In the past I have done the 30 Days of Kink, which helped me focus on my own kinky nature. Then I found another set of questions to ponder, called 30 Days of Submission. The title immediately had my attention and when I read through the questions, I knew I wanted to take part in this meme. These questions come from lunaKM at the Submissive Guide and she even gave some tips on how to use the 30 day memes effectively.
Again I will use these questions to put my thoughts to paper. After exploring my submissive side for just more than a year now, I hope that these questions will give me even more insight into myself and our relationship.
Follow me as I answer the following questions… or better still, join me in this journey by answering the questions on your own blog!
- Does your submission – either what you practice or what you strive for – have a label? Do you view your submission as Taken in Hand, domestic discipline, top/bottom, dominant/submissive, master/slave, owner/pet, or some other description or combination? If you do not use a label, why?
- Describe who you might submit to and how. Are you exclusively submissive in marriage or just in the bedroom? Are you submissive only in the context of a scene or in a role or throughout your daily life? Are you submissive to play partners or only in the context of a relationship?
- How do you know you are submissive or have the potential to be submissive? How do you feel when you express your submission?
- Do you switch into a dominant role at any time? If you are in a domestic discipline relationship, are there things that you maintain control over? Are you a “switch” in BDSM terms? If not, have you ever thought about it or given thought to why it’s not for you?
- Have you been or are you in a dominant/submissive dynamic relationship or is this new to you? Have you been in more than one D/s relationship? How were they the same? How were they different? What is unique about your relationships in your mind?
- What do you feel are the roots of your submission? Do you think it has something to do with childhood? Is it a relationship management tool as in the practice of domestic discipline? Is it a sexual thrill or something else?
- Do you accept and/or expect discipline or punishments as a part of your submission? How do you feel about it?
- Is spanking or corporal punishment a part of your submission? Why or why not?
- Do you accept and/or expect structure, rules and limits as a part of your submission? How do you feel about them?
- Does any element of BDSM occur as a part of your submissive relationships? How do you feel about BDSM? Is it core to your submission, peripheral or non-existent (other than the submission part)?
- Do you include service as a part of your expectations of your submission? How do you define service? What does it mean to you? If not, what is it about the concept of service that is not for you?
- Do you include financial submission within the definition of your own submission and if yes, how does it manifest itself? If no, is there a particular reason why? Are you familiar with the concepts of financial submission? Do you have an opinion about financial submission in general?
- Is sexual availability, being available to your partner any time he or she wants, part of your submission? Why or why not? Are there limits to this?
- Does religion have any bearing on your decision to submit? If not, are you familiar with religious based submission and do you view it as similar to other types of submission or dissimilar?
- Has your submission evolved over time? If so, how has it evolved for you and if not (or if you are just starting out) how might you see or imagine it evolving in the future?
- Have you found your submission has changed with different partners/relationships?

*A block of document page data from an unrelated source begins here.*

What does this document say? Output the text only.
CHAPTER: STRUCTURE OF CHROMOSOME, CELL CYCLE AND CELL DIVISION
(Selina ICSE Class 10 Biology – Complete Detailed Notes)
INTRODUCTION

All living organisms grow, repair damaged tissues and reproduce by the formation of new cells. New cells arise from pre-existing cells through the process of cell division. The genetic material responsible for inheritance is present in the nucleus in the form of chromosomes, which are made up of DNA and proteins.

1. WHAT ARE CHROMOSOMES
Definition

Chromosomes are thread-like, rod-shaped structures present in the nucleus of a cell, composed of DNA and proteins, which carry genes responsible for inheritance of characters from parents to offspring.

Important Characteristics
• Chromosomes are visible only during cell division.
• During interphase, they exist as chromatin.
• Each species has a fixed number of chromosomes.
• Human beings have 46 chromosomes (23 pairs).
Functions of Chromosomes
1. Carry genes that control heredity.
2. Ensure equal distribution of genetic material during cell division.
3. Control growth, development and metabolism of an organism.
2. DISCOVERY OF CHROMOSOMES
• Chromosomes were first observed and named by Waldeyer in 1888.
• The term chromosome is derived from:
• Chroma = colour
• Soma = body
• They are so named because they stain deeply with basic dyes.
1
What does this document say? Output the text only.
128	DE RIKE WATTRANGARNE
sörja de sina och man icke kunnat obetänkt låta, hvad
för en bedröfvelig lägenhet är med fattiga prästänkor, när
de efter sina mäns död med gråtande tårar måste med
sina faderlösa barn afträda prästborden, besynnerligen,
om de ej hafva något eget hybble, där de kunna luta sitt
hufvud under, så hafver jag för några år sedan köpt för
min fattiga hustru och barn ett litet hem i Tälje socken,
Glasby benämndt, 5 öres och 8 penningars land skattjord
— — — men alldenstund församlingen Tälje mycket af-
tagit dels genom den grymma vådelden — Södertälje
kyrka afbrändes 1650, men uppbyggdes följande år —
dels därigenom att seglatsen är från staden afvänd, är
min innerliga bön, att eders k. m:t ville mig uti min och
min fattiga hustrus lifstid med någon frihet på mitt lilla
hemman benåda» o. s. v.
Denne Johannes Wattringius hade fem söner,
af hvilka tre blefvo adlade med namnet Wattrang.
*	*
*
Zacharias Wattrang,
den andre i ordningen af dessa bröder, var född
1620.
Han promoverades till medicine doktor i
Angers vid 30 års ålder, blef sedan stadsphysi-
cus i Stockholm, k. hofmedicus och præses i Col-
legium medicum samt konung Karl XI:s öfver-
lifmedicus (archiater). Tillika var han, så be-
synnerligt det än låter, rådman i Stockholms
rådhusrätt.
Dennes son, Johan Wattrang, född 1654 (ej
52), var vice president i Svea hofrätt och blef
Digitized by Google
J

If you’re involved with partners of both sexes, does your submission relate or change based on gender or does it depend on the person?
- What does trust mean to you in the context of submission?
- Very often the stereotype of submission is that the submissive person loses the ability to have an opinion. While that clearly isn’t true except in the absolute rarest of occasions, how does communication factor into your submission and how do you communicate your desires and needs?
- How socially connected is your submission? Do you look for others to talk to about your submission for support or networking? Do you go to events or connect through another sort of social grouping either in person or online?
- Has your submission increased or decreased over time? Have you ever had to renegotiate your submission due to a change in your feelings or circumstance?
- Is there a physical position that makes you feel most submissive?
- Can you feel submissive without a dominant partner? If so, how does your submission express itself? If not, how do you handle your submission or submissive feelings?
- Is there anything about submission (yours or what you see in others) that you question, dislike or repels you? Was there a time you questioned or were resistant to your own submissive feelings?
- What are the emotions that most directly let you access submission? What feelings do they inspire?
- Are there items, objects or rituals that represent or help you express submission? If not, have you ever thought of adding or being gifted one? Is there a special significance to these objects or rituals?
- What are the qualities you seek in a dominant partner and why? Are some qualities deal-breakers as in “must” haves or “must not” have?
- Do you have submissive desires or fantasies that you have yet to be able to explore? Do some of your desires confuse or frighten you? Do they excite you?
- Has your submission ever let you down? Have you ever been criticized for your submission? Have you ever regretted being or feeling submissive in a moment or in a relationship? Have you ever looked back and realized you made a mistake and how did you handle your submission going forward from that.
- Is pain or humiliation (spankings for example) a part of your submission? What is your relationship to it? Do you embrace it as a part of your submission, tolerate it as necessary or have some other type of relationship with it?
- Is your need to submit being met? If not, or if your situation changed, do you think that you could continue in your life and still be happy/content if you were never able to express your submission in the way that feels best to you again? What makes submission special to you?